Tuesday, November 13, 2012

#8 Howard Zinn

I think the most important thing we should know and remember about Howard Zinn is that he was a social activist, always speaking his mind whether people were going to like what he said or not.

Zinn was born in Brooklyn, NY to an immigrant working class Jewish family. His mother and father had come over before WWI broke out, they both worked in factories and weren't very educated. Despite this, they gave Zinn books as a child, and he ended up going to Thomas Jefferson High School and studying creative writing in a special program. After high school, Zinn wanted to fight fascism so he joined the Air Force for WWII. He became a bombardier, and was involved in the bombings of several places in Europe during the war. He was also one of the first bombers to use napalm, which had devastating results. He eventually returned to some of the places he had bombed to interview the survivors about the horrors of war, and their recollections turned Zinn away from war. He found out that he was responsible for the killing of hundreds of civilians and retreating soldiers, right before the end of the war. The US government's recounts of these same events told a different story entirely.
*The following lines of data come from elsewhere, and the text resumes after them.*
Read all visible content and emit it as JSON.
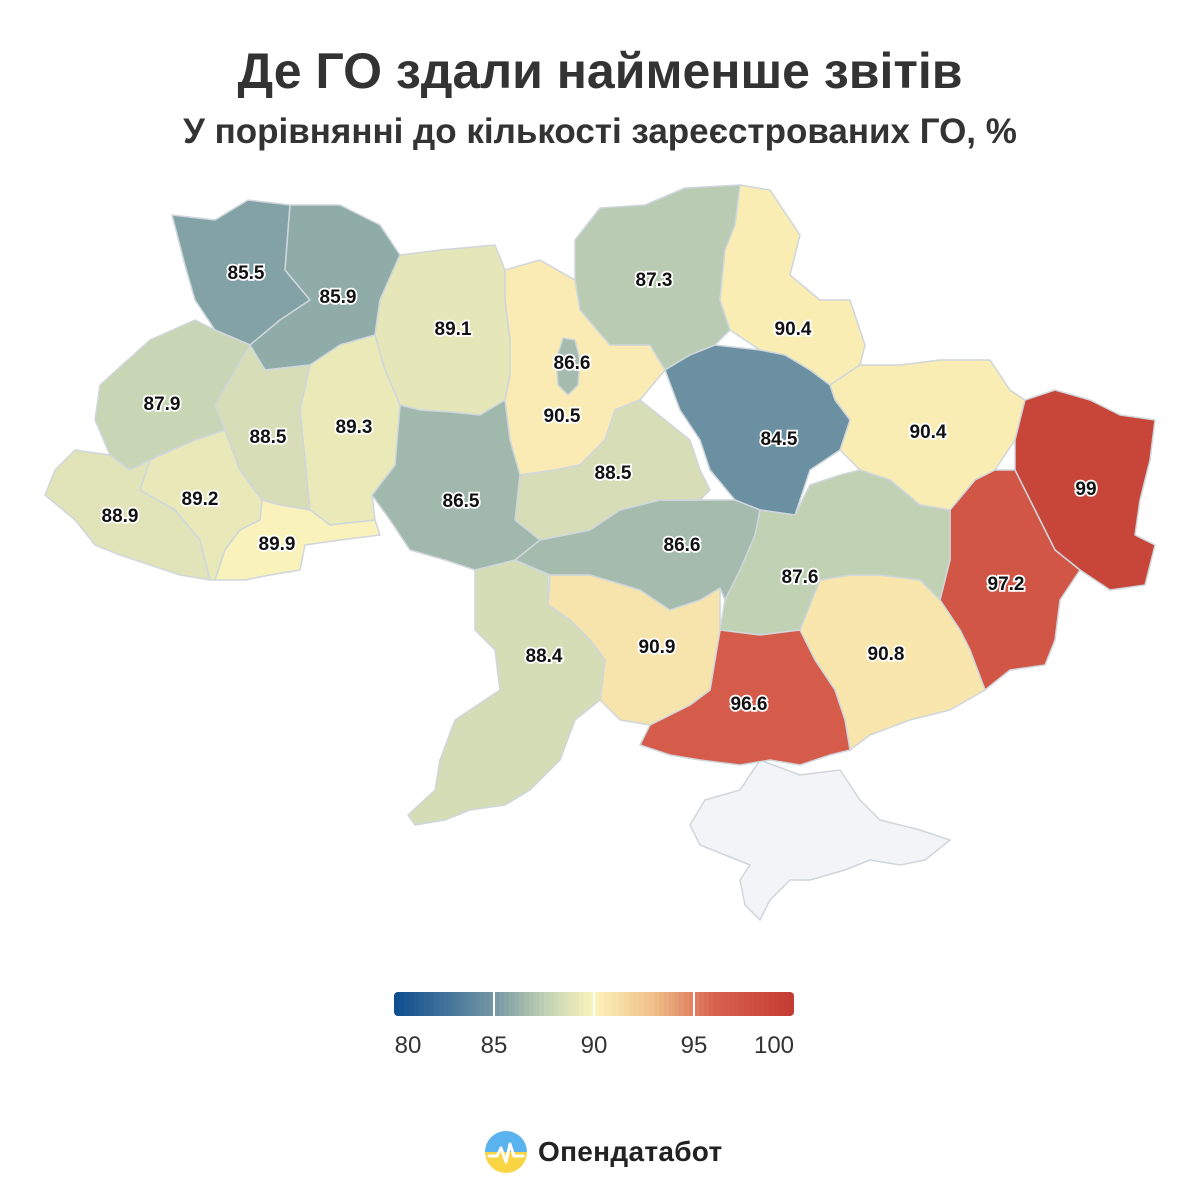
{
  "title": "Де ГО здали найменше звітів",
  "subtitle": "У порівнянні до кількості зареєстрованих ГО, %",
  "colors": {
    "scale_stops": [
      "#0d4c8f",
      "#7497a3",
      "#bfd0b4",
      "#fbf4bb",
      "#efbf88",
      "#d8624f",
      "#c23b31"
    ],
    "no_data": "#f3f4f7",
    "border": "#cfd6dc"
  },
  "regions": [
    {
      "name": "Волинська",
      "value": 85.5,
      "label": "85.5"
    },
    {
      "name": "Рівненська",
      "value": 85.9,
      "label": "85.9"
    },
    {
      "name": "Житомирська",
      "value": 89.1,
      "label": "89.1"
    },
    {
      "name": "Київська",
      "value": 90.5,
      "label": "90.5"
    },
    {
      "name": "м. Київ",
      "value": 86.6,
      "label": "86.6"
    },
    {
      "name": "Чернігівська",
      "value": 87.3,
      "label": "87.3"
    },
    {
      "name": "Сумська",
      "value": 90.4,
      "label": "90.4"
    },
    {
      "name": "Харківська",
      "value": 90.4,
      "label": "90.4"
    },
    {
      "name": "Полтавська",
      "value": 84.5,
      "label": "84.5"
    },
    {
      "name": "Луганська",
      "value": 99,
      "label": "99"
    },
    {
      "name": "Донецька",
      "value": 97.2,
      "label": "97.2"
    },
    {
      "name": "Запорізька",
      "value": 90.8,
      "label": "90.8"
    },
    {
      "name": "Дніпропетровська",
      "value": 87.6,
      "label": "87.6"
    },
    {
      "name": "Херсонська",
      "value": 96.6,
      "label": "96.6"
    },
    {
      "name": "Миколаївська",
      "value": 90.9,
      "label": "90.9"
    },
    {
      "name": "Одеська",
      "value": 88.4,
      "label": "88.4"
    },
    {
      "name": "Кіровоградська",
      "value": 86.6,
      "label": "86.6"
    },
    {
      "name": "Черкаська",
      "value": 88.5,
      "label": "88.5"
    },
    {
      "name": "Вінницька",
      "value": 86.5,
      "label": "86.5"
    },
    {
      "name": "Хмельницька",
      "value": 89.3,
      "label": "89.3"
    },
    {
      "name": "Тернопільська",
      "value": 88.5,
      "label": "88.5"
    },
    {
      "name": "Львівська",
      "value": 87.9,
      "label": "87.9"
    },
    {
      "name": "Закарпатська",
      "value": 88.9,
      "label": "88.9"
    },
    {
      "name": "Івано-Франківська",
      "value": 89.2,
      "label": "89.2"
    },
    {
      "name": "Чернівецька",
      "value": 89.9,
      "label": "89.9"
    }
  ],
  "legend": {
    "min": 80,
    "max": 100,
    "tick_labels": [
      "80",
      "85",
      "90",
      "95",
      "100"
    ]
  },
  "brand": {
    "name": "Опендатабот",
    "icon": "opendatabot-logo-icon"
  }
}
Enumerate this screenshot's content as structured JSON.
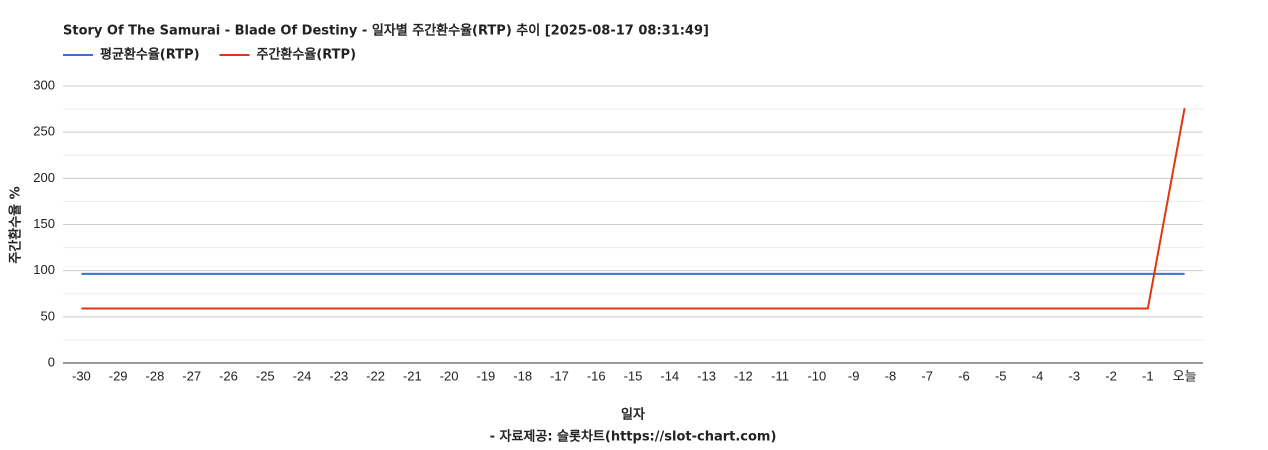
{
  "chart_data": {
    "type": "line",
    "title": "Story Of The Samurai - Blade Of Destiny - 일자별 주간환수율(RTP) 추이 [2025-08-17 08:31:49]",
    "x_label": "일자",
    "y_label": "주간환수율 %",
    "source": "- 자료제공: 슬롯차트(https://slot-chart.com)",
    "categories": [
      "-30",
      "-29",
      "-28",
      "-27",
      "-26",
      "-25",
      "-24",
      "-23",
      "-22",
      "-21",
      "-20",
      "-19",
      "-18",
      "-17",
      "-16",
      "-15",
      "-14",
      "-13",
      "-12",
      "-11",
      "-10",
      "-9",
      "-8",
      "-7",
      "-6",
      "-5",
      "-4",
      "-3",
      "-2",
      "-1",
      "오늘"
    ],
    "series": [
      {
        "name": "평균환수율(RTP)",
        "color": "#3c6fd6",
        "values": [
          96.5,
          96.5,
          96.5,
          96.5,
          96.5,
          96.5,
          96.5,
          96.5,
          96.5,
          96.5,
          96.5,
          96.5,
          96.5,
          96.5,
          96.5,
          96.5,
          96.5,
          96.5,
          96.5,
          96.5,
          96.5,
          96.5,
          96.5,
          96.5,
          96.5,
          96.5,
          96.5,
          96.5,
          96.5,
          96.5,
          96.5
        ]
      },
      {
        "name": "주간환수율(RTP)",
        "color": "#dc3912",
        "values": [
          59,
          59,
          59,
          59,
          59,
          59,
          59,
          59,
          59,
          59,
          59,
          59,
          59,
          59,
          59,
          59,
          59,
          59,
          59,
          59,
          59,
          59,
          59,
          59,
          59,
          59,
          59,
          59,
          59,
          59,
          276
        ]
      }
    ],
    "ylim": [
      0,
      300
    ],
    "yticks": [
      0,
      50,
      100,
      150,
      200,
      250,
      300
    ],
    "minor_yticks": [
      25,
      75,
      125,
      175,
      225,
      275
    ],
    "grid": true
  }
}
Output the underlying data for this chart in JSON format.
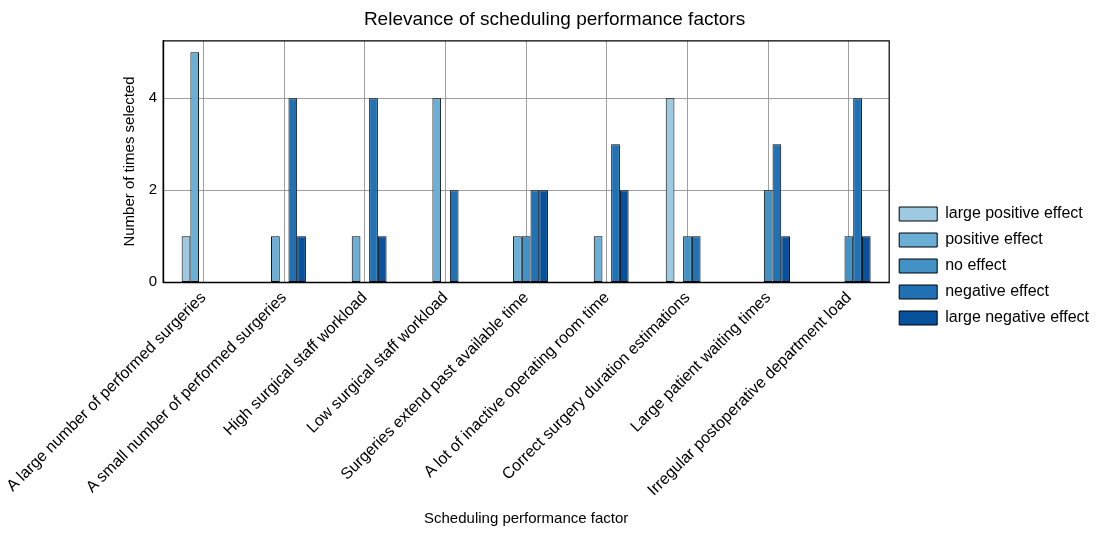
{
  "chart_data": {
    "type": "bar",
    "title": "Relevance of scheduling performance factors",
    "xlabel": "Scheduling performance factor",
    "ylabel": "Number of times selected",
    "categories": [
      "A large number of performed surgeries",
      "A small number of performed surgeries",
      "High surgical staff workload",
      "Low surgical staff workload",
      "Surgeries extend past available time",
      "A lot of inactive operating room time",
      "Correct surgery duration estimations",
      "Large patient waiting times",
      "Irregular postoperative department load"
    ],
    "series": [
      {
        "name": "large positive effect",
        "color": "#9ecae1",
        "values": [
          1,
          0,
          0,
          0,
          0,
          0,
          4,
          0,
          0
        ]
      },
      {
        "name": "positive effect",
        "color": "#6baed6",
        "values": [
          5,
          1,
          1,
          4,
          1,
          1,
          0,
          0,
          0
        ]
      },
      {
        "name": "no effect",
        "color": "#4292c6",
        "values": [
          0,
          0,
          0,
          0,
          1,
          0,
          1,
          2,
          1
        ]
      },
      {
        "name": "negative effect",
        "color": "#2171b5",
        "values": [
          0,
          4,
          4,
          2,
          2,
          3,
          1,
          3,
          4
        ]
      },
      {
        "name": "large negative effect",
        "color": "#08519c",
        "values": [
          0,
          1,
          1,
          0,
          2,
          2,
          0,
          1,
          1
        ]
      }
    ],
    "ylim": [
      0,
      5.25
    ],
    "yticks": [
      0,
      2,
      4
    ],
    "grid": true,
    "legend": "right"
  }
}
After the war, Zinn attended New York University and obtained his B.A. He went on to Columbia University and got his Master's and a PhD in History with a minor in political science. He became a professor at Spelman University and later at Boston University. He was an outspoken advocate of the Civil Rights movement. He believed that the United States was publishing textbooks that had very limited points of view, so he published his own which went on to be very influential. He mentored Alice Walker, who went on the write The Color Purple. He criticized the Kennedy administration and the FBI for not responding effectively to all the injustices occurring in Georgia.

He supported socialism, a radical idea to most at the time and even still today. He was quoted saying he would describe himself as "something of an anarchist, something of a socialist. Maybe a democratic socialist." The FBI pegged him as a Communist supporter because of his ideas concerning socialism.

He died in 2010, but his legacy will live on for all of history.